School of Engineering and Science, Jacobs University Bremen gGmbH, 28759 Bremen, Germany.
Neural Comput. 2013 Mar;25(3):671-96. doi: 10.1162/NECO_a_00411. Epub 2012 Dec 28.
The echo state property is a key for the design and training of recurrent neural networks within the paradigm of reservoir computing. In intuitive terms, this is a passivity condition: a network having this property, when driven by an input signal, will become entrained by the input and develop an internal response signal. This excited internal dynamics can be seen as a high-dimensional, nonlinear, unique transform of the input with a rich memory content. This view has implications for understanding neural dynamics beyond the field of reservoir computing. Available definitions and theorems concerning the echo state property, however, are of little practical use because they do not relate the network response to temporal or statistical properties of the driving input. Here we present a new definition of the echo state property that directly connects it to such properties. We derive a fundamental 0-1 law: if the input comes from an ergodic source, the network response has the echo state property with probability one or zero, independent of the given network.
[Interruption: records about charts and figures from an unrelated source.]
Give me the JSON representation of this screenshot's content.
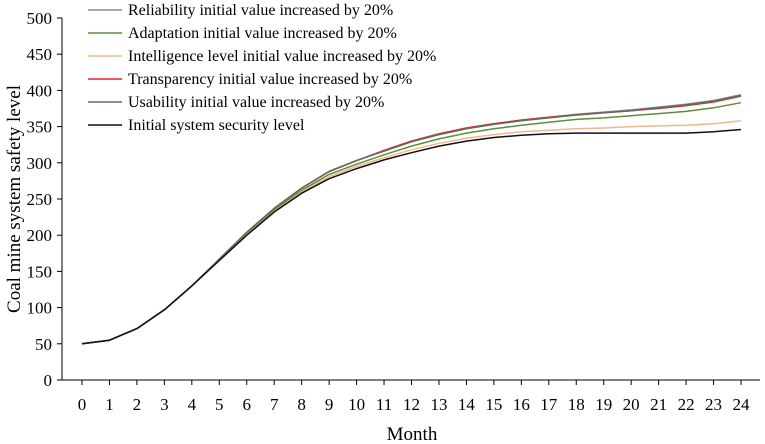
{
  "chart_data": {
    "type": "line",
    "title": "",
    "xlabel": "Month",
    "ylabel": "Coal mine system safety level",
    "xlim": [
      0,
      24
    ],
    "ylim": [
      0,
      500
    ],
    "x_ticks": [
      0,
      1,
      2,
      3,
      4,
      5,
      6,
      7,
      8,
      9,
      10,
      11,
      12,
      13,
      14,
      15,
      16,
      17,
      18,
      19,
      20,
      21,
      22,
      23,
      24
    ],
    "y_ticks": [
      0,
      50,
      100,
      150,
      200,
      250,
      300,
      350,
      400,
      450,
      500
    ],
    "grid": false,
    "legend_position": "top-left",
    "x": [
      0,
      1,
      2,
      3,
      4,
      5,
      6,
      7,
      8,
      9,
      10,
      11,
      12,
      13,
      14,
      15,
      16,
      17,
      18,
      19,
      20,
      21,
      22,
      23,
      24
    ],
    "series": [
      {
        "name": "Reliability initial value increased by 20%",
        "color": "#8a8a8a",
        "values": [
          50,
          55,
          71,
          97,
          130,
          167,
          204,
          237,
          265,
          288,
          303,
          317,
          330,
          340,
          348,
          354,
          359,
          363,
          367,
          370,
          373,
          377,
          381,
          386,
          394
        ]
      },
      {
        "name": "Adaptation initial value increased by 20%",
        "color": "#5b8f3c",
        "values": [
          50,
          55,
          71,
          97,
          130,
          166,
          202,
          235,
          262,
          284,
          298,
          311,
          323,
          333,
          341,
          347,
          352,
          356,
          360,
          362,
          365,
          368,
          371,
          376,
          383
        ]
      },
      {
        "name": "Intelligence level initial value increased by 20%",
        "color": "#f2b78c",
        "values": [
          50,
          55,
          71,
          97,
          130,
          166,
          201,
          233,
          260,
          281,
          295,
          307,
          318,
          327,
          334,
          339,
          343,
          345,
          347,
          348,
          350,
          351,
          352,
          354,
          358
        ]
      },
      {
        "name": "Transparency initial value increased by 20%",
        "color": "#e0262f",
        "values": [
          50,
          55,
          71,
          97,
          130,
          167,
          204,
          237,
          265,
          288,
          303,
          317,
          330,
          340,
          348,
          354,
          359,
          363,
          366,
          369,
          372,
          375,
          379,
          384,
          392
        ]
      },
      {
        "name": "Usability initial value increased by 20%",
        "color": "#5d6f5d",
        "values": [
          50,
          55,
          71,
          97,
          130,
          167,
          204,
          237,
          265,
          288,
          303,
          316,
          329,
          339,
          347,
          353,
          358,
          362,
          366,
          369,
          372,
          376,
          380,
          385,
          393
        ]
      },
      {
        "name": "Initial system security level",
        "color": "#111111",
        "values": [
          50,
          55,
          71,
          97,
          130,
          165,
          200,
          232,
          258,
          278,
          292,
          304,
          314,
          323,
          330,
          335,
          338,
          340,
          341,
          341,
          341,
          341,
          341,
          343,
          346
        ]
      }
    ]
  }
}
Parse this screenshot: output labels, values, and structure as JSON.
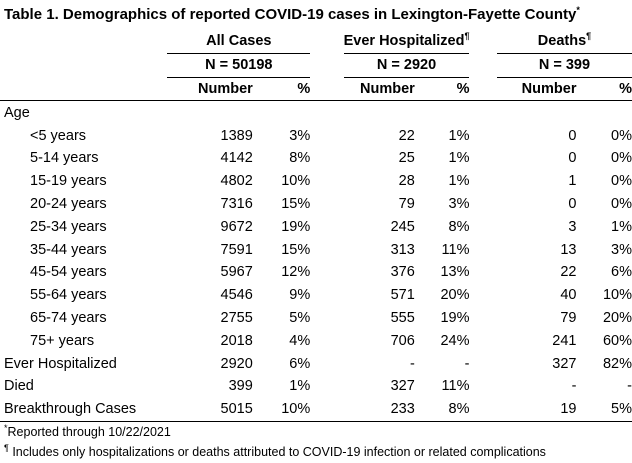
{
  "title": "Table 1. Demographics of reported COVID-19 cases in Lexington-Fayette County",
  "title_mark": "*",
  "groups": {
    "all": {
      "label": "All Cases",
      "mark": "",
      "n": "N =  50198"
    },
    "hosp": {
      "label": "Ever Hospitalized",
      "mark": "¶",
      "n": "N =  2920"
    },
    "deaths": {
      "label": "Deaths",
      "mark": "¶",
      "n": "N =  399"
    }
  },
  "col_headers": {
    "number": "Number",
    "pct": "%"
  },
  "section_label": "Age",
  "rows": [
    {
      "label": "<5 years",
      "all_n": "1389",
      "all_p": "3%",
      "hosp_n": "22",
      "hosp_p": "1%",
      "death_n": "0",
      "death_p": "0%"
    },
    {
      "label": "5-14 years",
      "all_n": "4142",
      "all_p": "8%",
      "hosp_n": "25",
      "hosp_p": "1%",
      "death_n": "0",
      "death_p": "0%"
    },
    {
      "label": "15-19 years",
      "all_n": "4802",
      "all_p": "10%",
      "hosp_n": "28",
      "hosp_p": "1%",
      "death_n": "1",
      "death_p": "0%"
    },
    {
      "label": "20-24 years",
      "all_n": "7316",
      "all_p": "15%",
      "hosp_n": "79",
      "hosp_p": "3%",
      "death_n": "0",
      "death_p": "0%"
    },
    {
      "label": "25-34 years",
      "all_n": "9672",
      "all_p": "19%",
      "hosp_n": "245",
      "hosp_p": "8%",
      "death_n": "3",
      "death_p": "1%"
    },
    {
      "label": "35-44 years",
      "all_n": "7591",
      "all_p": "15%",
      "hosp_n": "313",
      "hosp_p": "11%",
      "death_n": "13",
      "death_p": "3%"
    },
    {
      "label": "45-54 years",
      "all_n": "5967",
      "all_p": "12%",
      "hosp_n": "376",
      "hosp_p": "13%",
      "death_n": "22",
      "death_p": "6%"
    },
    {
      "label": "55-64 years",
      "all_n": "4546",
      "all_p": "9%",
      "hosp_n": "571",
      "hosp_p": "20%",
      "death_n": "40",
      "death_p": "10%"
    },
    {
      "label": "65-74 years",
      "all_n": "2755",
      "all_p": "5%",
      "hosp_n": "555",
      "hosp_p": "19%",
      "death_n": "79",
      "death_p": "20%"
    },
    {
      "label": "75+ years",
      "all_n": "2018",
      "all_p": "4%",
      "hosp_n": "706",
      "hosp_p": "24%",
      "death_n": "241",
      "death_p": "60%"
    }
  ],
  "summary_rows": [
    {
      "label": "Ever Hospitalized",
      "all_n": "2920",
      "all_p": "6%",
      "hosp_n": "-",
      "hosp_p": "-",
      "death_n": "327",
      "death_p": "82%"
    },
    {
      "label": "Died",
      "all_n": "399",
      "all_p": "1%",
      "hosp_n": "327",
      "hosp_p": "11%",
      "death_n": "-",
      "death_p": "-"
    },
    {
      "label": "Breakthrough Cases",
      "all_n": "5015",
      "all_p": "10%",
      "hosp_n": "233",
      "hosp_p": "8%",
      "death_n": "19",
      "death_p": "5%"
    }
  ],
  "footnotes": [
    {
      "mark": "*",
      "text": "Reported through 10/22/2021"
    },
    {
      "mark": "¶",
      "text": " Includes only hospitalizations or deaths attributed to COVID-19 infection or related complications"
    }
  ]
}
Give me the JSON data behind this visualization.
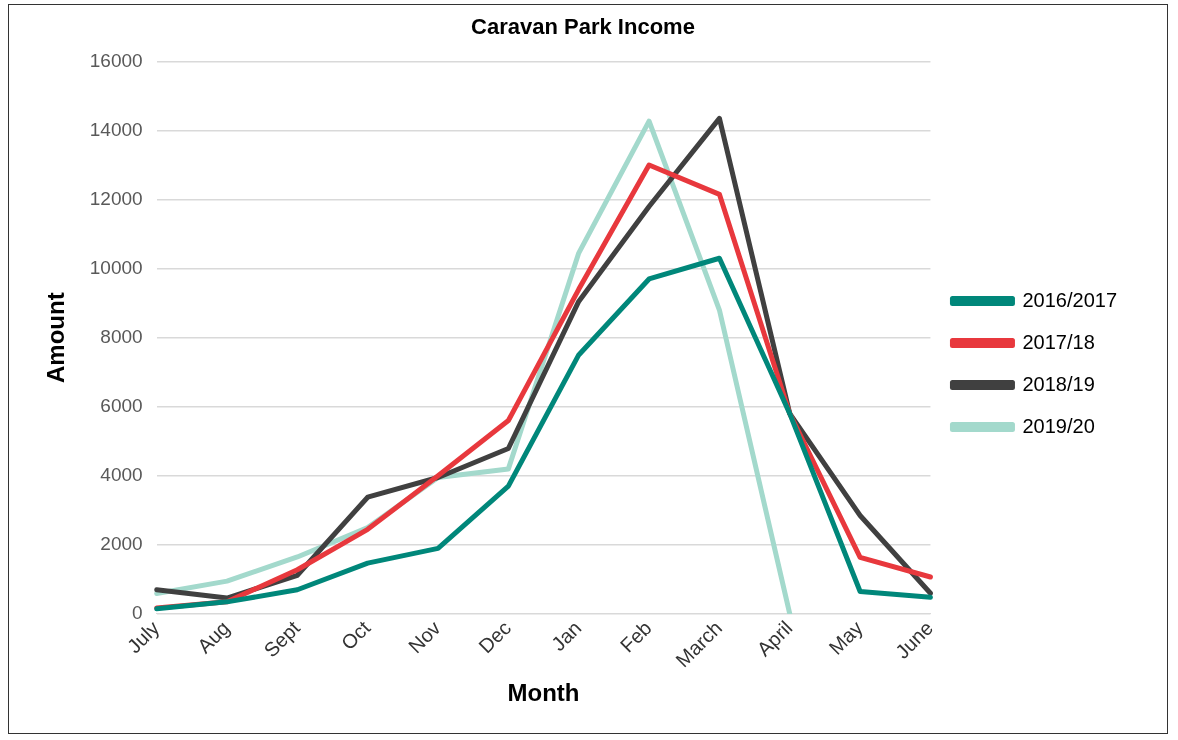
{
  "chart_data": {
    "type": "line",
    "title": "Caravan Park Income",
    "xlabel": "Month",
    "ylabel": "Amount",
    "categories": [
      "July",
      "Aug",
      "Sept",
      "Oct",
      "Nov",
      "Dec",
      "Jan",
      "Feb",
      "March",
      "April",
      "May",
      "June"
    ],
    "series": [
      {
        "name": "2016/2017",
        "color": "#00877a",
        "values": [
          150,
          350,
          700,
          1470,
          1900,
          3700,
          7500,
          9700,
          10300,
          5800,
          650,
          480
        ]
      },
      {
        "name": "2017/18",
        "color": "#e8383d",
        "values": [
          170,
          350,
          1280,
          2450,
          4000,
          5600,
          9400,
          13000,
          12150,
          5800,
          1640,
          1070
        ]
      },
      {
        "name": "2018/19",
        "color": "#404040",
        "values": [
          700,
          460,
          1120,
          3380,
          3950,
          4790,
          9050,
          11800,
          14350,
          5800,
          2850,
          600
        ]
      },
      {
        "name": "2019/20",
        "color": "#a3d9cc",
        "values": [
          590,
          950,
          1650,
          2500,
          3950,
          4200,
          10450,
          14270,
          8800,
          0,
          null,
          null
        ]
      }
    ],
    "ylim": [
      0,
      16000
    ],
    "yticks": [
      0,
      2000,
      4000,
      6000,
      8000,
      10000,
      12000,
      14000,
      16000
    ],
    "grid": "y",
    "legend": "right",
    "marker": "none",
    "line_style": "solid"
  }
}
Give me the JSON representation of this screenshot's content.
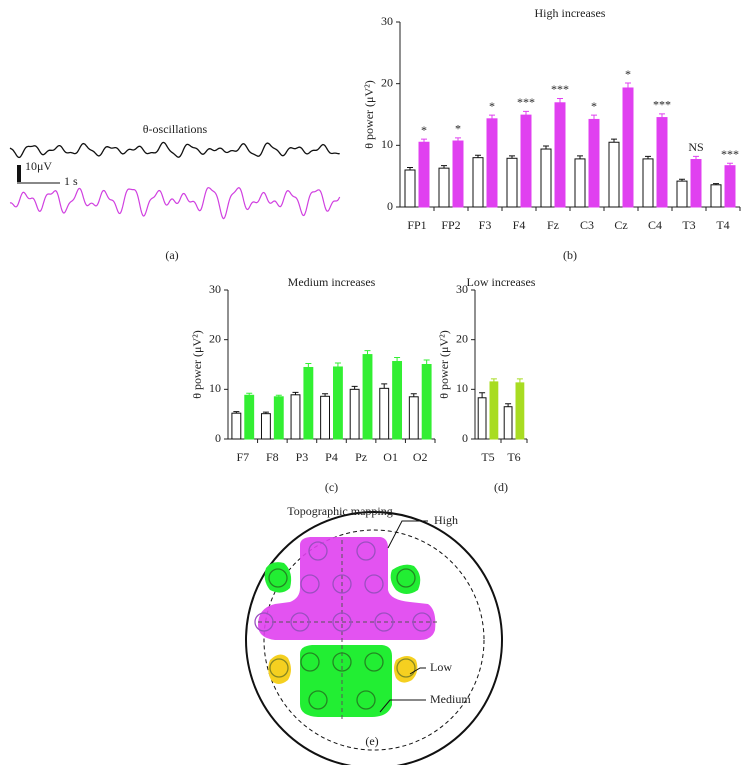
{
  "panel_a": {
    "title": "θ-oscillations",
    "scale_amplitude": "10μV",
    "scale_time": "1 s",
    "label": "(a)"
  },
  "chart_data": [
    {
      "type": "bar",
      "title": "High increases",
      "ylabel": "θ power (μV²)",
      "panel_label": "(b)",
      "categories": [
        "FP1",
        "FP2",
        "F3",
        "F4",
        "Fz",
        "C3",
        "Cz",
        "C4",
        "T3",
        "T4"
      ],
      "series": [
        {
          "color": "#ffffff",
          "values": [
            6.0,
            6.3,
            8.0,
            7.9,
            9.4,
            7.8,
            10.5,
            7.8,
            4.2,
            3.6
          ],
          "errors": [
            0.4,
            0.4,
            0.4,
            0.4,
            0.5,
            0.5,
            0.5,
            0.4,
            0.3,
            0.2
          ]
        },
        {
          "color": "#e040f0",
          "values": [
            10.5,
            10.7,
            14.3,
            14.9,
            16.9,
            14.2,
            19.3,
            14.5,
            7.7,
            6.7
          ],
          "errors": [
            0.5,
            0.5,
            0.6,
            0.6,
            0.7,
            0.7,
            0.8,
            0.6,
            0.5,
            0.4
          ]
        }
      ],
      "significance": [
        "*",
        "*",
        "*",
        "***",
        "***",
        "*",
        "*",
        "***",
        "NS",
        "***"
      ],
      "ylim": [
        0,
        30
      ],
      "yticks": [
        0,
        10,
        20,
        30
      ]
    },
    {
      "type": "bar",
      "title": "Medium increases",
      "ylabel": "θ power (μV²)",
      "panel_label": "(c)",
      "categories": [
        "F7",
        "F8",
        "P3",
        "P4",
        "Pz",
        "O1",
        "O2"
      ],
      "series": [
        {
          "color": "#ffffff",
          "values": [
            5.2,
            5.1,
            8.9,
            8.6,
            10.0,
            10.2,
            8.5
          ],
          "errors": [
            0.3,
            0.3,
            0.5,
            0.5,
            0.6,
            0.9,
            0.6
          ]
        },
        {
          "color": "#33ee33",
          "values": [
            8.8,
            8.5,
            14.4,
            14.5,
            17.0,
            15.6,
            15.0
          ],
          "errors": [
            0.4,
            0.3,
            0.8,
            0.8,
            0.8,
            0.8,
            0.9
          ]
        }
      ],
      "ylim": [
        0,
        30
      ],
      "yticks": [
        0,
        10,
        20,
        30
      ]
    },
    {
      "type": "bar",
      "title": "Low increases",
      "ylabel": "θ power (μV²)",
      "panel_label": "(d)",
      "categories": [
        "T5",
        "T6"
      ],
      "series": [
        {
          "color": "#ffffff",
          "values": [
            8.3,
            6.5
          ],
          "errors": [
            1.0,
            0.6
          ]
        },
        {
          "color": "#a8dc22",
          "values": [
            11.5,
            11.3
          ],
          "errors": [
            0.6,
            0.8
          ]
        }
      ],
      "ylim": [
        0,
        30
      ],
      "yticks": [
        0,
        10,
        20,
        30
      ]
    }
  ],
  "panel_e": {
    "title": "Topographic mapping",
    "labels": [
      "High",
      "Low",
      "Medium"
    ],
    "label": "(e)"
  }
}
Furthermore, we give a sufficient condition for the echo state property that connects statistical characteristics of the input to algebraic properties of the network connection matrix. The mathematical methods that we employ are freshly imported from the young field of nonautonomous dynamical systems theory. Since these methods are not yet well known in neural computation research, we introduce them in some detail. As a side story, we hope to demonstrate the eminent usefulness of these methods.
反射状态属性是储层计算范例中设计和训练递归神经网络的关键。从直观上讲,这是一个被动条件:当网络受到输入信号驱动时,具有此属性的网络将被输入信号所带动,并产生内部响应信号。这种被激发的内部动力学可以被看作是输入的高维、非线性、独特变换,具有丰富的记忆内容。这种观点对于理解储层计算领域之外的神经动力学具有重要意义。然而,现有的关于反射状态属性的定义和定理几乎没有实际用途,因为它们没有将网络响应与输入的时间或统计性质联系起来。在这里,我们提出了一个新的反射状态属性定义,它直接将其与这些属性联系起来。我们推导出一个基本的 0-1 定律:如果输入来自遍历源,则网络响应具有反射状态属性的概率为一或零,与给定的网络无关。此外,我们给出了一个反射状态属性的充分条件,将输入的统计特性与网络连接矩阵的代数特性联系起来。我们所采用的数学方法是从非自治动力系统理论这一新兴领域中刚刚引入的。由于这些方法在神经计算研究中还不为人知,我们将详细介绍它们。作为一个附带的故事,我们希望展示这些方法的显著有用性。